Showing 2 of 10 years of data. Sign up free for 3 years, or upgrade for full access.
View Plans2-year trend showing gross, operating, and net profit margins
Container Corporation of India Ltd.'s net profit margin of 14.5% in FY2025 reflects moderate profitability, with operating margin at 15.2% and gross margin at 30.7%.
In FY 2025, Container Corporation of India Ltd. posted a gross margin of 30.7%, an operating margin of 15.2%, a net margin of 14.5%. Gross Margin = (Revenue - COGS) / Revenue; Operating Margin = EBIT / Revenue; Net Margin = Net Income / Revenue. Typical healthy ranges: Gross 20-40%, Operating 10-20%, Net 5-10%+. Consistent or improving margins indicate strong competitive positioning.
2-year trend showing revenue, gross profit, and net profit
Container Corporation of India Ltd.'s revenue grew 2.7% to 88.87B and net profit grew 2.4% to 12.92B YoY in FY2025, indicating modest business momentum.
In FY 2025, Container Corporation of India Ltd.'s revenue grew by 2.7% year-over-year. Revenue is total income from operations. Gross Profit is revenue minus cost of goods. Net Profit is the bottom line after all expenses. Consistent growth across all three signals a healthy, expanding business.
2-year trend showing shareholder returns
Container Corporation of India Ltd.'s ROE of 10.3% in FY2025 indicates moderate shareholder returns.
In FY 2025, Container Corporation of India Ltd. reported an ROE of 10.3%. ROE = (Net Income / Shareholders' Equity) x 100. Measures how efficiently the company turns equity into profit. Above 15% is generally strong; above 25% is excellent. Very high ROE may signal high leverage — check alongside debt levels.
2-year trend comparing profitability with cash generation
Container Corporation of India Ltd.'s FCF/NI ratio of 0.62x in FY2025 indicates FCF trailing profits — heavy capex or working capital needs may be a factor.
In FY 2025, Container Corporation of India Ltd.'s free cash flow trailed net income. Free Cash Flow = Operating Cash Flow - Capital Expenditure.

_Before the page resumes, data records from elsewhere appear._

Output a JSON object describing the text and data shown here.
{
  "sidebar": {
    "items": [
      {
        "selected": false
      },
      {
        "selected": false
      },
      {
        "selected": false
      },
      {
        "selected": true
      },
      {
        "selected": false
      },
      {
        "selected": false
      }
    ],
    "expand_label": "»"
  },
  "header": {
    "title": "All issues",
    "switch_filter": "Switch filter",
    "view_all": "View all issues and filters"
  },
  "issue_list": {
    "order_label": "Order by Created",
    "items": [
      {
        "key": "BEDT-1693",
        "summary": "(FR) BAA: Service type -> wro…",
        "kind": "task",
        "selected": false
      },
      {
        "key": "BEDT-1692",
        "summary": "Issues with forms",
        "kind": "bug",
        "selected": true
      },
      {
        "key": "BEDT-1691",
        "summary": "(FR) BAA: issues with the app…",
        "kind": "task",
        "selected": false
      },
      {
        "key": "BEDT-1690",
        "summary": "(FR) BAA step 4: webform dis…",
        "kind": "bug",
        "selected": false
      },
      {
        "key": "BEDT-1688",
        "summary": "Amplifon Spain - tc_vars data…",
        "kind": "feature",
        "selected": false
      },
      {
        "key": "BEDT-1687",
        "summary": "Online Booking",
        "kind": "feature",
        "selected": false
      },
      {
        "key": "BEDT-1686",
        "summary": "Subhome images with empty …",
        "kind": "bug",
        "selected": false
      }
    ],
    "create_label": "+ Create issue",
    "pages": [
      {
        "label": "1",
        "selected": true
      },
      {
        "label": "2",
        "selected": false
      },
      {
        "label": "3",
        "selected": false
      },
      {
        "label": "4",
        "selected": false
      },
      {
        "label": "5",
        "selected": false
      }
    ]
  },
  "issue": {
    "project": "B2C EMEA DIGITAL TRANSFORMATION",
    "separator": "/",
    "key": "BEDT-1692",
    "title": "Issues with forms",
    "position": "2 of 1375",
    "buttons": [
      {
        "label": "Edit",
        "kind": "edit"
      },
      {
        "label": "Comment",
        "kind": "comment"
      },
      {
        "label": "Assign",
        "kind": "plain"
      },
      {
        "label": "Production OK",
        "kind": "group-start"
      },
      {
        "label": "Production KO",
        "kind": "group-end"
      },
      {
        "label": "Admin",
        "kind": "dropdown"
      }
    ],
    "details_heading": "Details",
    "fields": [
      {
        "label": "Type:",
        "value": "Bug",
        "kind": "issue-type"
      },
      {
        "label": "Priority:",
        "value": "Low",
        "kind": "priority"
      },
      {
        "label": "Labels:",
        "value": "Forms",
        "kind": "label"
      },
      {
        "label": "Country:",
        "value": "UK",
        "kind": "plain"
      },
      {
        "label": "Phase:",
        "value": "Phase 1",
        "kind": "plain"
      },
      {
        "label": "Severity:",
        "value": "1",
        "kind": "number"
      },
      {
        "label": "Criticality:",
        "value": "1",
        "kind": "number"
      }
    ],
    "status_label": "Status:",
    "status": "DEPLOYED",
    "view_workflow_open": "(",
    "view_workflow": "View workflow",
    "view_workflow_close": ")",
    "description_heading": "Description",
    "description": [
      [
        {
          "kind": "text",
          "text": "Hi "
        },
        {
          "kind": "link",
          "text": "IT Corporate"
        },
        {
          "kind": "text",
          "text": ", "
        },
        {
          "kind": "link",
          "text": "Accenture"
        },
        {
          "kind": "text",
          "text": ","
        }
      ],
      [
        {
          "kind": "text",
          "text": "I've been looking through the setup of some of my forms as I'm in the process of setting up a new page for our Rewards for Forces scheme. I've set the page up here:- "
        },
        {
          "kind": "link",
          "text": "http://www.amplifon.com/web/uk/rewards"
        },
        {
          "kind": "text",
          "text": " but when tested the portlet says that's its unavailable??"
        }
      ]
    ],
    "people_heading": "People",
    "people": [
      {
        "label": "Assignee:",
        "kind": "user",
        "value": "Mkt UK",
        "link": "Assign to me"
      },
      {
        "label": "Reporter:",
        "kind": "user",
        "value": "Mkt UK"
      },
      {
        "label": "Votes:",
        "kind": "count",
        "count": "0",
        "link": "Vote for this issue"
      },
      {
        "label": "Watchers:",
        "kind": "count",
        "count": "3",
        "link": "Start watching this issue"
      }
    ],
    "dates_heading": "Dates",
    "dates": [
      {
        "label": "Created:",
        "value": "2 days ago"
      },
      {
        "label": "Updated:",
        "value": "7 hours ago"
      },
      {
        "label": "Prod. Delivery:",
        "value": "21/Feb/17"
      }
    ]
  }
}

When FCF exceeds net income, it suggests high-quality, cash-backed earnings. Persistent gaps may indicate aggressive accounting or heavy capex needs.
2-year trend comparing profitability with cash from operations
Container Corporation of India Ltd.'s OCF/NI ratio of 1.32x in FY2025 indicates strong cash collection and working capital efficiency.

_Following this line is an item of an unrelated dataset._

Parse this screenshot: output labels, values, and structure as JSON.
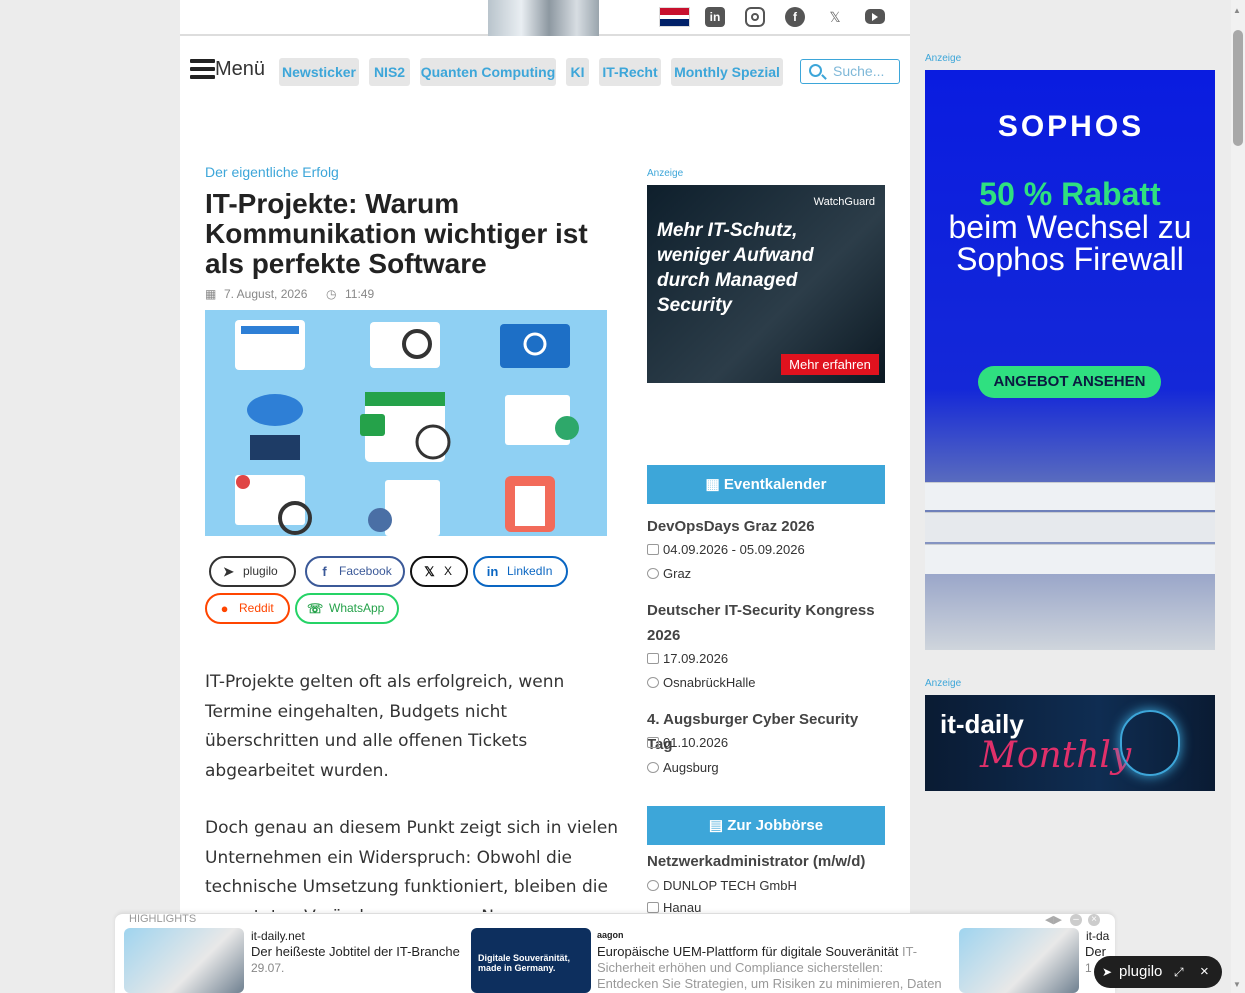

In FY 2025, Container Corporation of India Ltd.'s operating cash flow exceeded net income. Operating Cash Flow is the actual cash from core operations. OCF exceeding net income signals strong cash collection. OCF trailing net income may indicate aggressive revenue recognition or working capital issues.
Measure a company's financial leverage, liquidity, and ability to meet financial obligations.
2-year trend showing short-term liquidity position
Container Corporation of India Ltd.'s current ratio of 4.11x in FY2025 indicates ample liquidity, though assets may be underutilized.
In FY 2025, Container Corporation of India Ltd. reported a current ratio of 4.11. Current Ratio = Current Assets / Current Liabilities. Measures short-term liquidity. A ratio of 1.5-3.0 is generally healthy; below 1.0 signals liquidity risk; above 3.0 may indicate underutilized assets.
2-year trend showing ability to service debt
Container Corporation of India Ltd.'s interest coverage ratio of 18.5x in FY2025 indicates comfortable debt servicing capacity.
In FY 2025, Container Corporation of India Ltd. reported an interest coverage ratio of 18.5x. Interest Coverage = EBIT / Interest Expense. Shows how many times operating profit covers interest payments. Above 5x is comfortable; below 1.5x signals potential difficulty servicing debt.
2-year trend showing financial leverage and capital structure
Container Corporation of India Ltd.'s debt-to-equity ratio of 0.07x in FY2025 reflects a conservative, low-leverage capital structure.
In FY 2025, Container Corporation of India Ltd. reported a debt-to-equity ratio of 0.07. Debt-to-Equity = Total Debt / Total Equity. Below 1.0 is conservative; 1.0-2.0 is moderate; above 2.0 indicates higher financial risk. Capital-intensive industries naturally carry higher ratios.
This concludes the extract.